Hayat, bir koşuya feda edilir mi? Edilecekse bu nasıl bir koşu olmalıdır.
Feda ettiğimiz hayat, elde ettiğimiz sonuca değer mi? Veya bu hesap yapılmalı mı?
Ah bu sorular… Yanıtı asla aynı olmayan sorular…
Şimdi gerçeği kaybetmiş insanın, hayatını “yalanlara” feda ettiğini görüyorum.
Bu nedenle sık sık:
“Hayat bir yalanmış” diyorlar… Hayatın yalan olması kişinin hem kendisini hem de çevresiyle birlikte varlığını inkar etmektir.
“Kendini inkâr etmek”, “gerçeği gerçeği kavramaktan daha kolay geliyor.
Hayat öylesine bir gerçek ki!
Boş hayat anlamlandırılmamış bir hayattır.
Akıl, diyorlar hayvanla insanın farkına…
Hayvan ile insan arasında o kadar çok fark var ki, bunu sadece “akıl” çerçevesine indirmek haksızlık olur.
Biyolojik anlamda nice hayvanın, insandan daha akıllı olduğunu gördüm.
Akıl, insanı hayvandan üstün kılar mı?
Siz hiç yankesici bir keçi, hain bir inek, gördünüz mü?
Sadece Aslanlar Grubu faydalansın diye tavşanları keyfi olarak öldüren çakal duydunuz mu?

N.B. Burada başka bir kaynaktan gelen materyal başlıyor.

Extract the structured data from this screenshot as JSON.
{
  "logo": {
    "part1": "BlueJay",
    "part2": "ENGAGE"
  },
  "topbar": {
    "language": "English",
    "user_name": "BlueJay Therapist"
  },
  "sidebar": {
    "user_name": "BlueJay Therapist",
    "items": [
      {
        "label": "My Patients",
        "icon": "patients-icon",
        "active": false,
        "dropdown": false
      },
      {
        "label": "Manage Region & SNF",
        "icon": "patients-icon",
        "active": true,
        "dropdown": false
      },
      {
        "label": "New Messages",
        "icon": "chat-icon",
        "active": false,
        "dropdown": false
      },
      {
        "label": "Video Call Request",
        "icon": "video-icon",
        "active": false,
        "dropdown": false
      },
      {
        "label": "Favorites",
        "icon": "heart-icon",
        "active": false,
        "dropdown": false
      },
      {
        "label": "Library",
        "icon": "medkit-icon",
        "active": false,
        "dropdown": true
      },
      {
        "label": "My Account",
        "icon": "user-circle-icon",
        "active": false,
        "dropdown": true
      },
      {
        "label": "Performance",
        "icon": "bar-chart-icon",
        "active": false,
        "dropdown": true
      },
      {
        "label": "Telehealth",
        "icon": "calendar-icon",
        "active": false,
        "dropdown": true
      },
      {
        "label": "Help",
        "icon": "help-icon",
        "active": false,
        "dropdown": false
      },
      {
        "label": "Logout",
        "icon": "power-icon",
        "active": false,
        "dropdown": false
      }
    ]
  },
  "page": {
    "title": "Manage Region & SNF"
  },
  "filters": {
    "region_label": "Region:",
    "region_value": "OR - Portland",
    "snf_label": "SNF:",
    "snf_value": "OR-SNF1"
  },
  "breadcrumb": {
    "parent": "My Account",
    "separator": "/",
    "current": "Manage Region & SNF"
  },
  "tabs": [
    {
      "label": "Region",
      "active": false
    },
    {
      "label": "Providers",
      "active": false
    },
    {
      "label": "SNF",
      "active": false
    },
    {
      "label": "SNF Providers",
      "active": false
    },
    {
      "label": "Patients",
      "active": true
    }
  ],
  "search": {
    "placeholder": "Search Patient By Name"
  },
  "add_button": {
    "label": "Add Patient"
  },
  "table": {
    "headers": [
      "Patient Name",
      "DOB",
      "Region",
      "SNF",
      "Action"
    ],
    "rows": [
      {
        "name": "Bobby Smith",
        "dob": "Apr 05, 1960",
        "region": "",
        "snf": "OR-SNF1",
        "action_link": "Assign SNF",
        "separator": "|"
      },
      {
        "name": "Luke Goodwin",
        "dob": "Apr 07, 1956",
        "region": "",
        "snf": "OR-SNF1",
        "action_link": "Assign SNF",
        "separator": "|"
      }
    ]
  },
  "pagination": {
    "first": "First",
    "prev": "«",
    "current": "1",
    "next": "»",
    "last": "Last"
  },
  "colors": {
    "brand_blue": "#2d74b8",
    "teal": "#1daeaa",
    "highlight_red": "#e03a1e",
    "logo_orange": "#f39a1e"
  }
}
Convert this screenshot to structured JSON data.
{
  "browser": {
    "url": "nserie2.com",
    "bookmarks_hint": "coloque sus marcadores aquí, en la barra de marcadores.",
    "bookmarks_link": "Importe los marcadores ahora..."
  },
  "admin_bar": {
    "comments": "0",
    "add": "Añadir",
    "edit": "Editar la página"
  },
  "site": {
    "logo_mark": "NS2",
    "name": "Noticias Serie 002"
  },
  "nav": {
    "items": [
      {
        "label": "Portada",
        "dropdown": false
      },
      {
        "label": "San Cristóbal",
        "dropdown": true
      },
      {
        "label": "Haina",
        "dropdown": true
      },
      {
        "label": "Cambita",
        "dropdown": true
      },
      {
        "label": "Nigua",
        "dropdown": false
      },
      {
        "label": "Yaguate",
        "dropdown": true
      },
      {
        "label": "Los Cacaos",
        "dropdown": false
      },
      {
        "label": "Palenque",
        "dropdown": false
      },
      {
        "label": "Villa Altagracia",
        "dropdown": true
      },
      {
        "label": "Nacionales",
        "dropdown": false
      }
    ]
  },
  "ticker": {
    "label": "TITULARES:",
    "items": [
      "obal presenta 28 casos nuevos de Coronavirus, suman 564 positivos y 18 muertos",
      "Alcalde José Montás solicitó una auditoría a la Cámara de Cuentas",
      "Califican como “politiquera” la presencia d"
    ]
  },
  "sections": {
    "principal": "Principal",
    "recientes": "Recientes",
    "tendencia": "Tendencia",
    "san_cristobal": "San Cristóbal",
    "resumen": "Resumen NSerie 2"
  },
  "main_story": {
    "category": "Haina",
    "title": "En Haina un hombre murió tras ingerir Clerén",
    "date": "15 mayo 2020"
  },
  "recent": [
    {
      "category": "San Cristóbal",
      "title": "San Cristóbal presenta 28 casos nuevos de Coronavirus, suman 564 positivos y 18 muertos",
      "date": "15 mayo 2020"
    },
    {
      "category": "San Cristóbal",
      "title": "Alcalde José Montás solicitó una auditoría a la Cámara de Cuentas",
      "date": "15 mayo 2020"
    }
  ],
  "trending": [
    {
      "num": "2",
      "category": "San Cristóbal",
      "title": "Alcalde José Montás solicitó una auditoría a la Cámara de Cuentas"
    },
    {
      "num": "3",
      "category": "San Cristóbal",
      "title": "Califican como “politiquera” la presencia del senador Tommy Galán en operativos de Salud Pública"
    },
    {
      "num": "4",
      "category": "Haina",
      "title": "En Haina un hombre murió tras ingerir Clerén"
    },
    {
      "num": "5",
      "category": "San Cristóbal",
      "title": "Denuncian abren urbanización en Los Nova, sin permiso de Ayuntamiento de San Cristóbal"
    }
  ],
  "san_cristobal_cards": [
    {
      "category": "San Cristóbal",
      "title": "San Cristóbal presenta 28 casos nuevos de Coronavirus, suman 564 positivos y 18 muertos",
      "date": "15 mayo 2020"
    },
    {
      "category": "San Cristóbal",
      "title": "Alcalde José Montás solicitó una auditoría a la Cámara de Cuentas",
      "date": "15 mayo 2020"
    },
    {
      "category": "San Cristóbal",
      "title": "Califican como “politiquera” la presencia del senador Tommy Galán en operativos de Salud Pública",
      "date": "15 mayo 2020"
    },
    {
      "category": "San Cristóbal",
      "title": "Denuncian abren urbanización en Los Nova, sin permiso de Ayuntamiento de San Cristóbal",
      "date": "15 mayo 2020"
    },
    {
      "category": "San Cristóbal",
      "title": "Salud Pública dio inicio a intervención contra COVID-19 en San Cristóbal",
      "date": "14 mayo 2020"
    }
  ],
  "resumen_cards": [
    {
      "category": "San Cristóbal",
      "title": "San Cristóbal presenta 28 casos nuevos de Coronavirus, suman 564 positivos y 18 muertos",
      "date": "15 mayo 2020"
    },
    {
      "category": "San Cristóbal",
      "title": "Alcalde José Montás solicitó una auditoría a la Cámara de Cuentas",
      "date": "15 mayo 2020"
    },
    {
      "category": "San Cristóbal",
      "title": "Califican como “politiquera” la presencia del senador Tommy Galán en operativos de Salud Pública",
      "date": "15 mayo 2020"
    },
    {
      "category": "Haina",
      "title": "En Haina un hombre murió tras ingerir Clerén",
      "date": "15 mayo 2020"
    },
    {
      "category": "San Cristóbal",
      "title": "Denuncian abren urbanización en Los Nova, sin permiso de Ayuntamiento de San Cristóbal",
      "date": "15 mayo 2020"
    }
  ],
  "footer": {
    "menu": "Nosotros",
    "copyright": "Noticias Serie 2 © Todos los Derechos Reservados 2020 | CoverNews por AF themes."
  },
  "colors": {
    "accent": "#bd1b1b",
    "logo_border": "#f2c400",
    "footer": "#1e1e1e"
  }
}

Yeryüzünde ihanet içinde olan bir vaşak veya kumpas kuran bir papağan biliyor musunuz?
Sizce hayvanlar akıllı olmadığı için mi?
Hayır! Hayvanlarda akıl var…
Ancak hayvan aklı kirlenmemiş saf bir akıldır.
Hayvan aklının doğallığı ve masumiyeti bozulmamıştır.
Kirli akılla yüklü bir insan, kirlenmemiş akılla yüklü bir hayvandan daha değersizdir.
Bunun dışında:
İnsan, hayatını anlamlandırmış bir hayvandır.
Bu nedenle hayvan, hayatının ve varlığının anlamını sorgulamaz…
Böyle bir ihtiyaç içinde de değildir.
Ah insan Ah!...
Kendi elinle kendini mutsuz etmeyi nasıl başarabiliyorsun?